Investors look for situations where the price of an asset has become disconnected to its actual value. The cause of this disconnect doesn't matter. It could be because a particular company or industry is out of favor. It could simply be because, as with timber, not many investors understand the asset or are interested in it.
 
Investors who are experts in value end up caring little about price… unless the price is too cheap, in which case there's an opportunity. Richard Russell, who's been writing newsletters for more than 50 years, put it best in his famous essay "Rich Man, Poor Man"…
 
The wealthy investor tends to be an expert on values. When bonds are cheap and bond yields are irresistibly high, he buys bonds. When stocks are on the bargain table and stock yields are attractive, he buys stocks.

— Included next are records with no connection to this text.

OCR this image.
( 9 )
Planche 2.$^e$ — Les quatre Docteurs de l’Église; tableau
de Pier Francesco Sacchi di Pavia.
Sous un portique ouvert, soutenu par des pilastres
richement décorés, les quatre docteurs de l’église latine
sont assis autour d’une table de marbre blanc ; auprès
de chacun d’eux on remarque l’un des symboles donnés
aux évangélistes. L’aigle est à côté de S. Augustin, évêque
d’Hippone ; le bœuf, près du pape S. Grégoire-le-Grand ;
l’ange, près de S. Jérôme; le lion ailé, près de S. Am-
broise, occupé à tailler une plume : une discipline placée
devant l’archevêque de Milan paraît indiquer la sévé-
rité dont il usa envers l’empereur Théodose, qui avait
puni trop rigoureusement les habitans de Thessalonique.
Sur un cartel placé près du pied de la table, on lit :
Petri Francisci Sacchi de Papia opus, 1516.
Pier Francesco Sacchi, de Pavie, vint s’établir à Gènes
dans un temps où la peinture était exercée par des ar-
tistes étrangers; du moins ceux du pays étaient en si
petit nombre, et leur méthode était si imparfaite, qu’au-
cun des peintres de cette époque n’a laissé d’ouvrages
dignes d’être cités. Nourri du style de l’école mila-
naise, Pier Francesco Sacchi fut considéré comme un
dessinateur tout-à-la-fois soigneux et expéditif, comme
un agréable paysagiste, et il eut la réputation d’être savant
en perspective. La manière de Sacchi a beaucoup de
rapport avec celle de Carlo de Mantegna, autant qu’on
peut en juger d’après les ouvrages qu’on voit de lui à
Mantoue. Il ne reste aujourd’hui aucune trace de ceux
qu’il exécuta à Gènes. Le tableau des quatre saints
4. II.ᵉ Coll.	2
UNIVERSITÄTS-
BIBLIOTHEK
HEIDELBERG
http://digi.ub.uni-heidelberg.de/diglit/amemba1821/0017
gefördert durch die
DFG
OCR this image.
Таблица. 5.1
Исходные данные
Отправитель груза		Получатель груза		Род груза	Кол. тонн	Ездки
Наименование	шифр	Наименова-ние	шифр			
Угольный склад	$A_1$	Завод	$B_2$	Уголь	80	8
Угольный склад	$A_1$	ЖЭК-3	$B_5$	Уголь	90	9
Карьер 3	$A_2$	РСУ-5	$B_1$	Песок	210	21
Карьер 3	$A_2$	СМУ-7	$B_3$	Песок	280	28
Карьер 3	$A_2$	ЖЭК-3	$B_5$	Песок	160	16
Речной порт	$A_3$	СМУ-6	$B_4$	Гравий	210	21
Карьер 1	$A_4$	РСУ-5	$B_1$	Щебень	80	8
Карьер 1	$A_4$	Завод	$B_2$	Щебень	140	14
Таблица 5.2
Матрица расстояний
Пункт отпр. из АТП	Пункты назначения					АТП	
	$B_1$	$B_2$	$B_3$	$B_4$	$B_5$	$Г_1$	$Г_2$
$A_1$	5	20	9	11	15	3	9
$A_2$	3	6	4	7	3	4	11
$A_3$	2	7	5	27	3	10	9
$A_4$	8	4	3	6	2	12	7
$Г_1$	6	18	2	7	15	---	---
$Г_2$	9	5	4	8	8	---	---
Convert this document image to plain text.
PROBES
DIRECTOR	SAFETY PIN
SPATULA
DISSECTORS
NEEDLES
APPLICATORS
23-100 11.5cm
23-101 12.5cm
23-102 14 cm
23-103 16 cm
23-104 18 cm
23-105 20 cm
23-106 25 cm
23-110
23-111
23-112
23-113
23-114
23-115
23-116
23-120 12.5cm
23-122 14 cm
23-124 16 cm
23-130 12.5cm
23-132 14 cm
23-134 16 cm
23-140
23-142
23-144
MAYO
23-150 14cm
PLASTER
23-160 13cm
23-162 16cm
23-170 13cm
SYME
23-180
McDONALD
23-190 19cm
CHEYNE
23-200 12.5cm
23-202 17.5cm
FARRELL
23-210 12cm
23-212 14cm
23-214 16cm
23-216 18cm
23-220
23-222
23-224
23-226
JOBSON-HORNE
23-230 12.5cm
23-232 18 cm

When real estate is a great value, he buys real estate. When great art or fine jewelry or gold is on the "give away" table, he buys art or diamonds or gold. In other words, the wealthy investor puts his money where the great values are…
 
If you think about it, that short quote exactly sums up Meyer's approach to wealth-building for Harvard. It's an example we'd urge you to follow. Never think about what you ought to be investing in – stocks, bonds, or real estate. Instead, just look for great values. When you find them, you'll have a lot of "staying power" and the ups and downs of the stock market won't mean so much to you.
 
You probably think about your own home this way. If you've lived in it for a while, you know a lot about its value. And if it's a valuable property in a stable, desirable neighborhood, then the volatility of home prices over the last few years probably hasn't bothered you at all.
 
Contrast that feeling to your experience in the stock market in 2008 and 2009. You were likely terrified as prices collapsed… in part, because you can't know as much about the value of your stocks as you can the value of your home.
 
At Stansberry Research… we prefer to be investors more than speculators. That is, we prefer recommending businesses we know a lot about, whose value we can accurately and confidently ascertain. We seek to become experts on assets we believe are safe, cheap, and likely to produce substantial amounts of income.
 
Our view is that your goal as an investor is always based on your portfolio's total return. It doesn't matter (very much) if you make 500% on a speculation because you're only going to put a small amount of capital in a risky situation. That's why we greatly prefer situations like Hershey (NYSE: HSY), which offer us tremendous value, reasonable income, and great safety. These ideas are the kind that you can use to build a life-long portfolio, ideas that will actually create wealth for you and your family in a reliable way.